For decades Digi-Key Corp. sold electronic components to engineers, tradesmen, and hobbyists via its encyclopedic print catalog exclusively, eschewing an outside sales force. The advent of ecommerce changed that, of course, as did the hiring of chief marketing officer Tony Harris.
“I joined Digi-Key four years ago with the intention of converting us from a catalog model to a company with a strong ecommerce component,” Harris says, and he certainly has succeeded. More than 85% of Digi-Key’s U.S. revenue and 99% of its overseas sales are Internet driven, largely because of its emphasis on improving the online experience for its audience. The company is projecting worldwide sales of nearly $1.5 billion for 2010.

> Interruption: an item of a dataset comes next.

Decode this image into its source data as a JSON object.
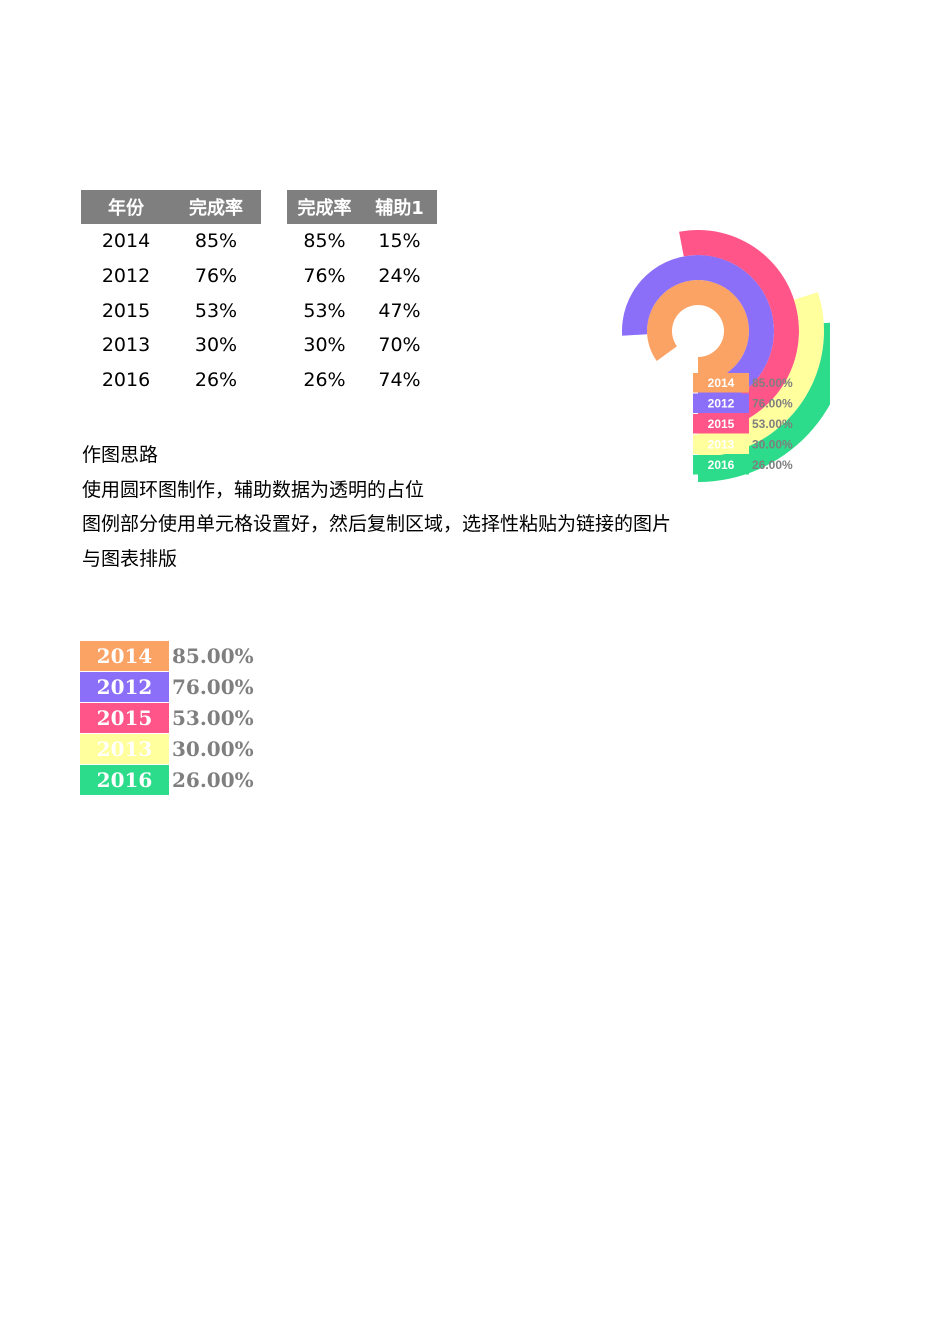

The Lighting and System Design virtual symposium it held in August 2010 is a case in point. Like an in-person trade show, the seven-hour online event included a keynote speaker, multiple tracks of sessions, and an exhibit floor featuring a number of the 450-plus companies whose products are distributed by Digi-Key. The symposium strengthened Digi-Key’s relationships with its vendors as well as solidified its reputation among customers as a knowledgeable industry source. And of course, it raised Digi-Key’s profile among prospective customers as well.
“Virtual outreach is critical to the brand because you’re not going to meet a salesperson from Digi-Key,” Harris says. “The virtual nature of that show works well for someone that’s virtual.” The event was successful enough to encourage Digi-Key to cosponsor another virtual event, Microchip’s Embedded Designers Forum, earlier this month.
Other digital initiatives include the creation of sector-specific Tech Zones on www.digikey.com. These five microsites include not just products but also articles, videos, white papers, and other resources for each particular market sector (lighting, microcontroller, power, sensor, and wireless).
“The Tech Zones allow a user to traverse our site in an expedient fashion in a way that is very lucid,” Harris explains. “It immediately reduces your amount of search time and allows you to spend more time shopping.” Given that Digi-Key sells close to 2 million SKUs, this sort of simplification is critical. “I try to reduce visual exhaustion,” Harris says.
Many of Digi-Key’s online efforts—including its introduction of mobile and iPad apps, a YouTube channel, and downloadable widgets—are cutting edge not only for the components industry but for direct marketers as a whole. Its iPhone app, for instance, enables customers to download and save as well as to view high-resolution data sheets for some 1.8 million products, which they can later add to their virtual shopping cart directly from the data sheet. The app also supports currencies for every market Digi-Key sells to. Another digital initiative, a downloadable toolbar, is customizable for each of Digi-Key’s 25 country-specific Websites and provides personalized search capabilities and other functions.
And while b-to-b marketers tend to shun social media, aside from LinkedIn perhaps, Digi-Key has a Facebook page with more than 2,000 “friends” and a Twitter feed. On the latter, the company not only shares information about new products with its more than 3,200 followers but also runs contests with prizes every Monday and Thursday—a great way to encourage retention among followers. The contests, the Facebook page, and the videos also help to give a personality to Digi-Key, further distinguishing it from other components distributors.
Although Harris is pleased to note that Digi-Key was the first of its peers to offer Android and iPhone apps, among other tools, he doesn’t look to Digi-Key’s direct competitors for inspiration. “I look outward to companies like eBay or Amazon or L.L. Bean or Netflix to see what they do,” he says. “Sites like Netflix are what I call measuring sticks for what Digi-Key is accomplishing and trying to do on a global scale.”
Numerous b-to-b marketers still contend that because their customers are making purchases for their companies rather than for themselves, they should be marketed to differently. But Digi-Key appears to follow the philosophy that as the division between “professional” and “personal” lives continues to blur and fade, so should differences in how you market and sell business and consumer products and services.
“It doesn’t matter if someone is an engineer or the president of a company; they have a general expectation of how they go about and source something online, whether it’s a refrigerator or a camera or b-to-b products,” Harris says. “Everyone’s a consumer; you just have to figure out how to reach them.”